Dadas las relevantes consecuencias y repercusiones que la pandemia de Covid está teniendo para la sociedad, hemos alcanzado un punto donde estas no deberíamos evaluarlas solo en clave puramente de salud pública, sino también en clave política y, sobre todo, de los servicios y atención que los ciudadanos acreditan por su condición bien de contribuyentes públicos o privados.
La aparente escasa voluntad de las autoridades en legislar en torno a una ley de pandemia, dado el gran vacío legal existente y las repercusiones legales de las medidas coercitivas adoptadas hasta la fecha por las administraciones, denota, entre otros aspectos, una falta de interés real en establecer un marco constitucional claro donde los derechos y obligaciones de los ciudadanos estén totalmente garantizados y no quede al albur, en cada momento y lugar, de los políticos, entidad pública o privada, o bien juez de turno.
Da la impresión de que amparados en las “medidas anti-Covid” los organismos, entidades e incluso personas individuales, pueden maniobrar de forma excesivamente autoproteccionista menoscabando sus auténticas obligaciones y, por ende, los derechos de los ciudadanos a recibir una atención adecuada.
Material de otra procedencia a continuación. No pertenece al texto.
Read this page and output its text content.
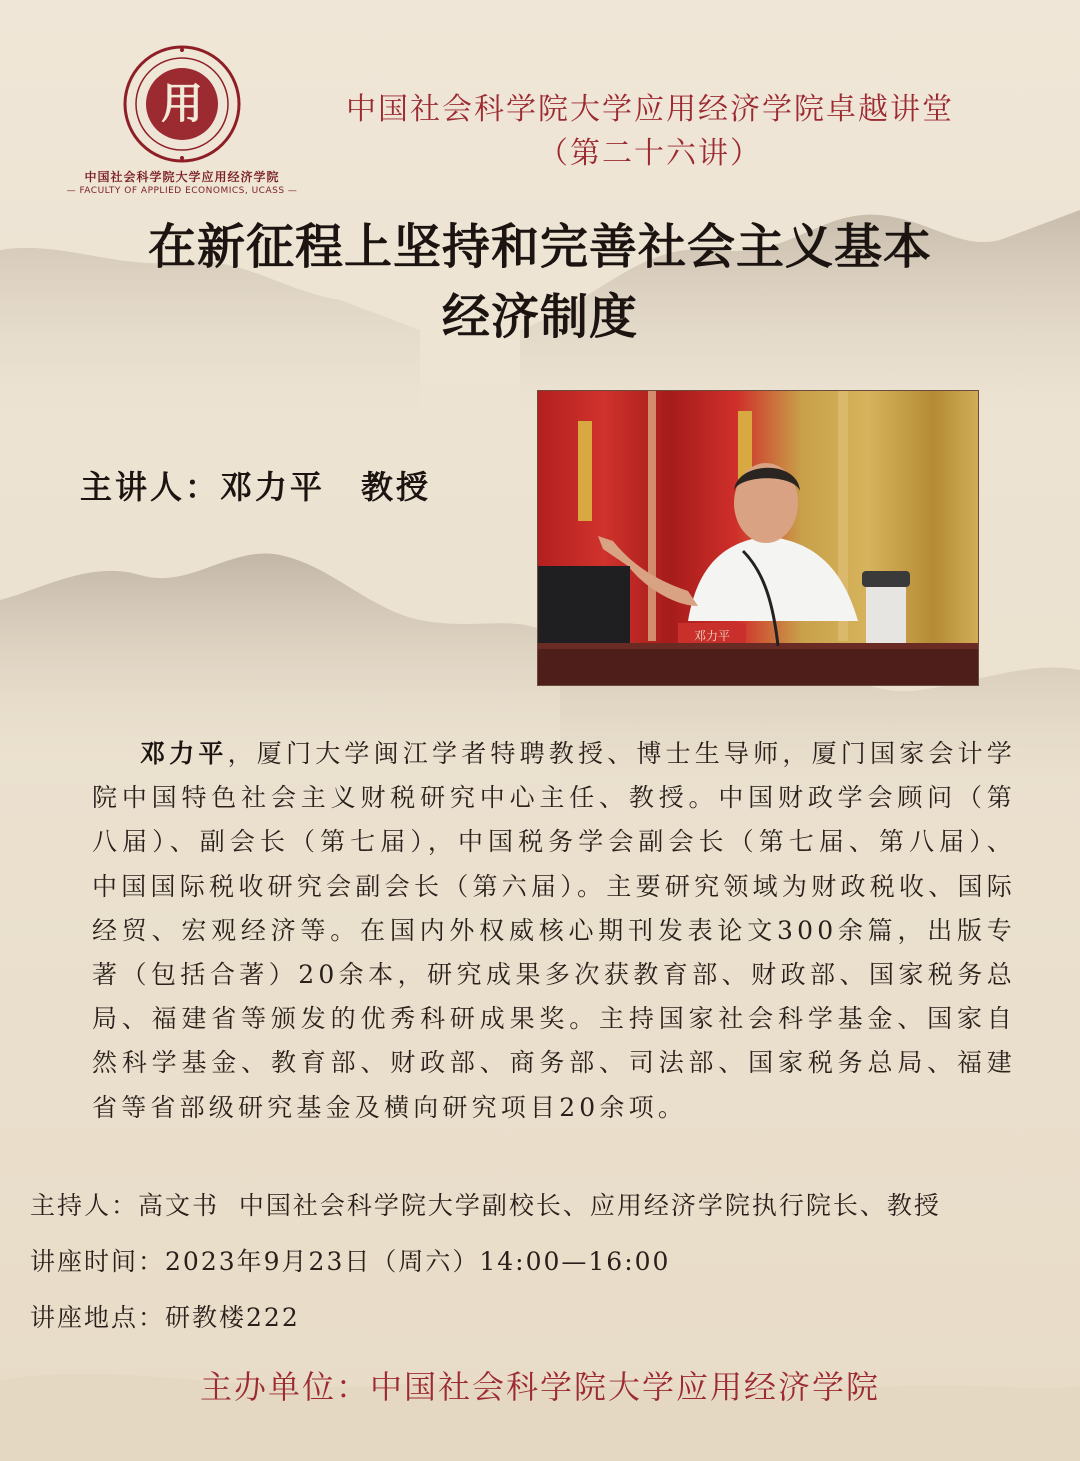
用
中国社会科学院大学应用经济学院
— FACULTY OF APPLIED ECONOMICS, UCASS —
中国社会科学院大学应用经济学院卓越讲堂
（第二十六讲）
在新征程上坚持和完善社会主义基本
经济制度
主讲人：邓力平 教授
邓力平
邓力平，厦门大学闽江学者特聘教授、博士生导师，厦门国家会计学院中国特色社会主义财税研究中心主任、教授。中国财政学会顾问（第八届）、副会长（第七届），中国税务学会副会长（第七届、第八届）、中国国际税收研究会副会长（第六届）。主要研究领域为财政税收、国际经贸、宏观经济等。在国内外权威核心期刊发表论文300余篇，出版专著（包括合著）20余本，研究成果多次获教育部、财政部、国家税务总局、福建省等颁发的优秀科研成果奖。主持国家社会科学基金、国家自然科学基金、教育部、财政部、商务部、司法部、国家税务总局、福建省等省部级研究基金及横向研究项目20余项。
主持人：高文书  中国社会科学院大学副校长、应用经济学院执行院长、教授
讲座时间：2023年9月23日（周六）14:00—16:00
讲座地点：研教楼222
主办单位：中国社会科学院大学应用经济学院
Sirva como ejemplo y pequeño botón de muestra lo que está ocurriendo en la Atención Primaria de la salud, la discrecionalidad en poder obtener citas presenciales para realizar gestiones en organismos públicos o entidades privadas y, por qué no mencionar también, el exceso de “celo” de los administradores de fincas interpretando las normas de forma muy subjetiva y en detrimento de la información y transparencia que deben proporcionar a las comunidades de vecinos.
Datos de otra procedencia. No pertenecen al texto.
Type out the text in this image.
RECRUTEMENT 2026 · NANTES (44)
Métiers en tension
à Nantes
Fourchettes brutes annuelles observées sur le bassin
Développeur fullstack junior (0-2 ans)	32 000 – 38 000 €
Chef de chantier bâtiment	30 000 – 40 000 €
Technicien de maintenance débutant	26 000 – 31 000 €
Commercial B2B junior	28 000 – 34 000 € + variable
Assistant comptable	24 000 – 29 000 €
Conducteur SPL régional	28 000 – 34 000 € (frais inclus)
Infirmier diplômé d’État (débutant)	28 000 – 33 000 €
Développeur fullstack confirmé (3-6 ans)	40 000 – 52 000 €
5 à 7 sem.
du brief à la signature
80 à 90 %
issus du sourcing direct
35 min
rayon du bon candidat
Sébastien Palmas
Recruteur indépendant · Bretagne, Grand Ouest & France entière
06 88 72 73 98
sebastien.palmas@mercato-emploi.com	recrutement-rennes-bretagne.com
La Covid ha propiciado la instalación de forma muy acertada de pantallas físicas de protección sanitaria en comercios, tiendas, restaurantes, etc... Estas pantallas físicas no deberían acarrear la instauración de otro tipo de pantallas discrecionales y arbitrarias que impidan la relación directa y presencial de los ciudadanos con los prestadores de servicios.
Por qué es posible, en la era “Covid asimilado”, ir a una tienda, farmacia, peluquería y cueste, por ejemplo, muchísimo más que te atienda un médico de la sanidad pública presencialmente a nivel de Atención Primaria.
Todo esto nos lleva a pensar que no se debería, con todos mis respetos y reconociendo las dificultades inherentes de una pandemia como la que sufrimos, a utilizar el “comodín Covid” para arbitrar qué es lo que se puede hacer, no hacer o dejar de hacer en cada momento de forma poco coherente o rigurosa desde la perspectiva del más que “paciente” ciudadano.
Si muchas empresas se han visto forzadas para sobrevivir a arbitrar medidas rápidas que permitan atender su negocio y tratar con los clientes de forma ágil y eficiente, igualmente administración pública, bancos, gestorías, administradores de fincas, etc., deberían estar capacitados y obligados a prestar los servicios de la misma forma.
Con más del setenta por ciento de la población vacunada con la pauta completa, los protocolos y medidas higiénicas claras e interiorizadas en la población general, ya no se sostiene que los organismos públicos y entidades en general denieguen o se resistan a establecer citas, reuniones o eventos presenciales que resultan necesarios, y en algunos casos imprescindibles, donde, por ejemplo, la brecha digital, bien sea de medios o conocimientos, impida una relación adecuada proveedor-cliente.
Cuando hoy en día a los políticos se les llena la boca con palabras huecas como “progreso” y “transformación de la realidad”, uno se pregunta si de verdad quieren mejorar nuestra vida cotidiana y resolver los problemas de la realidad. Quizás la respuesta pueda ser tan simple como que no sea necesario transformarla sino simplemente preocuparse de ella para mejorarla y no de espíritus exotéricos que simplemente vagan en las catacumbas del poder y la manipulación.